Le Ribault est d’abord recueilli par une amie, mais deux mois plus tard, un ami policier lui téléphone pour l’informer que ses collègues sont en route pour l’arrêter une nouvelle fois. Cinq minutes plus tard, caché dans le jardin, Le Ribault voit six policiers investir la maison de son amie.
Il s’en va pour se réfugier chez une autre personne, mais remarque le lendemain des voitures de police qui surveillent l’entrée de la maison. Il décide alors de s’enfuir en Belgique. "Il m’a fallu un mois pour arriver près de la frontière belge, où j’ai été caché dans une gendarmerie par un ami officier. Puis des policiers m’ont fait franchir la frontière en utilisant leurs cartes professionnelles. De là, je me suis rendu chez des amis belges, chez lesquels je suis resté caché quatre mois dans une maison isolée en plein milieu de la forêt des Ardennes".
De Belgique, Le Ribault part ensuite en Grande-Bretagne et rejoint finalement l’île de Jersey, où il séjourne depuis maintenant onze mois. Il est très conscient de sa situation d’homme désormais sans domicile ni identité officielle. Même s’il n’en parle jamais, il doit souvent comparer sa situation actuelle à celle de sa brillante carrière antérieure. "Mes amis m’ont aidé parce que je n’avais absolument plus rien. Je n’ai ni argent ni proches. Je suis dans l’illégalité, un apatride".
A Jersey, Loïc Le Ribault est devenu une attraction médicale ; il a utilisé son produit, désormais baptisé OS5, pour traiter des centaines de patients et même si, pour diverses raisons, certains l’ont déclaré inefficace, ses patients se sont avérés satisfaits dans leur grande majorité. La plupart de ceux qui ont été traités connaissent les plus gros problèmes de Le Ribault, et quelques uns, contaminés par la peur que peut susciter une telle affaire, ne souhaitent pas être interviewés. Beaucoup d’autres, toutefois, le supportent ouvertement dans ses efforts pour rendre accessible l’OS5 au plus grand nombre.

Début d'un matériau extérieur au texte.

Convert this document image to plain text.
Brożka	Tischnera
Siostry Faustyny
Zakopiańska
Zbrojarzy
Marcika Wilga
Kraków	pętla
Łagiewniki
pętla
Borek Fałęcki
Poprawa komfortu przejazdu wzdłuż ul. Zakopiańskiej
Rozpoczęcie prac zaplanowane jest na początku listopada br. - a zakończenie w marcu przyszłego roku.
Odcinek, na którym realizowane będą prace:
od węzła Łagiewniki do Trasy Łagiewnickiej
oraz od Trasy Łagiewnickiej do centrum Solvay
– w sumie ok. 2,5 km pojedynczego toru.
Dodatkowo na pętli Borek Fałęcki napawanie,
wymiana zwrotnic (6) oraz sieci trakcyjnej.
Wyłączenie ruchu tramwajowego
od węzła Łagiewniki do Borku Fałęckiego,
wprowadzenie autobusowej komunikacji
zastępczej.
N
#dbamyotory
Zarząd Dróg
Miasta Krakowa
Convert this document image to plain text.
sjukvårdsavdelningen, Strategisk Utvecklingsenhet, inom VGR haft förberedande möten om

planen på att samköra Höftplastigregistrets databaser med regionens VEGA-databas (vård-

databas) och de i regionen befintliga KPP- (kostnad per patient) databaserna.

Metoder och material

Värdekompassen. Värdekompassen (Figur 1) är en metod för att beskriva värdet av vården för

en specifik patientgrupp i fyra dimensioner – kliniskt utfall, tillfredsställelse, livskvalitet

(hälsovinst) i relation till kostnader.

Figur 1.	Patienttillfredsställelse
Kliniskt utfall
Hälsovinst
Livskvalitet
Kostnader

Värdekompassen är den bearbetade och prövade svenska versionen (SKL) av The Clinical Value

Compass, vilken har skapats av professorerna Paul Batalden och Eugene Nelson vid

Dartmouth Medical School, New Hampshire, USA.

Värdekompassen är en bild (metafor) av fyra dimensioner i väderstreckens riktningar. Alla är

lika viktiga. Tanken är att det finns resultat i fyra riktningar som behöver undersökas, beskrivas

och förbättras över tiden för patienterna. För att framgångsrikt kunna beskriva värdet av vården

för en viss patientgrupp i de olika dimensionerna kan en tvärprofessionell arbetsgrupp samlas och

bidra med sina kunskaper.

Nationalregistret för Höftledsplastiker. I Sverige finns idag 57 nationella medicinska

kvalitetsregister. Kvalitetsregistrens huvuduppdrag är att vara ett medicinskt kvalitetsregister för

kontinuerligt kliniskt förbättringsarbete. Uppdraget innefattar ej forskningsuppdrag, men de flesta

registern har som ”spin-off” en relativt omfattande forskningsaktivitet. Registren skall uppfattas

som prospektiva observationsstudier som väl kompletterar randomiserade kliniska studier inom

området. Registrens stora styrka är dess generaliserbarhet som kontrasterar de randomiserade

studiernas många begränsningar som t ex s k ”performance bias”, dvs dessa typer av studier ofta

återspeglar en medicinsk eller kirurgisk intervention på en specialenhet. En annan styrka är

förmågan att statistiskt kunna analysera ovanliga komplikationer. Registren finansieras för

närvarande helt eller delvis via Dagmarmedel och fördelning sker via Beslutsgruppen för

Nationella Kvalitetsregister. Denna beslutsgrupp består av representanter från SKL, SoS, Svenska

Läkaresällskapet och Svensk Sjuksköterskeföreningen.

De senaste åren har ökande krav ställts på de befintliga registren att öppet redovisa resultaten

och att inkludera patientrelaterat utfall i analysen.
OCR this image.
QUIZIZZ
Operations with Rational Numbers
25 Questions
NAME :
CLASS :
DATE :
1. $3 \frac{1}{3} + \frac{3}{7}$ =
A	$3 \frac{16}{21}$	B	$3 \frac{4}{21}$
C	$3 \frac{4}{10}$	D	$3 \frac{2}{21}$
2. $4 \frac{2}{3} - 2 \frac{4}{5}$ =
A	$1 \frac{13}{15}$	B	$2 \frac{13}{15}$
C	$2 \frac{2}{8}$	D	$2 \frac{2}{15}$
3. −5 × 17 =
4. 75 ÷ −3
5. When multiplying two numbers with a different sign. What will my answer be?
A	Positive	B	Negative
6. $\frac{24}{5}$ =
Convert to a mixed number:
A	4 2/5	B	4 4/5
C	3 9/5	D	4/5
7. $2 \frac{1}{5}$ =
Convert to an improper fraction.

Premières guérisons à Jersey

Maria de Jesus est une vigoureuse et exubérante jeune femme de Madeire, âgée de 33 ans, qui vit à Jersey depuis 22 ans. Au début de cette année, en s’entraînant pour la course de 150 miles dans le désert du Sahara (le Marathon des Sables), elle se brise presque la cheville en trébuchant dans un trou.
A peine cinq semaines avant le départ du Marathon, les médecins de l’hôpital lui donnent des béquilles et lui disent qu’elle ne pourra en aucun cas être remise à temps pour la course. Elle-même s’en persuade de plus en plus, lorsque qu’après une semaine et demi de soins intensifs de kinésythérapie, elle n’enregistre aucun progrès.
Un ami lui suggère alors de prendre un rendez-vous avec Le Ribault. "Mon ami lui a téléphoné à 8 heures du soir, et il lui a dit de venir. Je lui ai parlé de ma cheville, il l’a étudiée et m’a déclaré que je serai en mesure de faire le Marathon. J’étais très sceptique et je ne l’ai pas cru. Il m’a ordonné de boire une cuillère à soupe de produit tout en appliquant un cataplasme sur ma cheville. J’étais un peu inquiète, mais prête à tout pour être en mesure de courir".
Maria dit que quelques jours après avoir commencé à utiliser l’OS5, elle s’est senti plus énergique, et à commencer à faire du jogging. Une semaine après le début du traitement, sa cheville était entièrement guéri. Trois semaines plus tard, Maria partait pour le Maroc, où elle pouvait effectuer l’épuisante course de 150 miles à travers le désert.
Maria a conseillé à nombre de ses amis d’utiliser l’OS5 et de rencontrer Le Ribault, et déclare que jamais l’un d’entre eux ne s’en est plaint. "Il s’agit d’un traitement sans aucun effet secondaire et il devrait être librement accessible au public. J’espère que Monsieur Le Ribault pourra ouvrir sa clinique dans l’île".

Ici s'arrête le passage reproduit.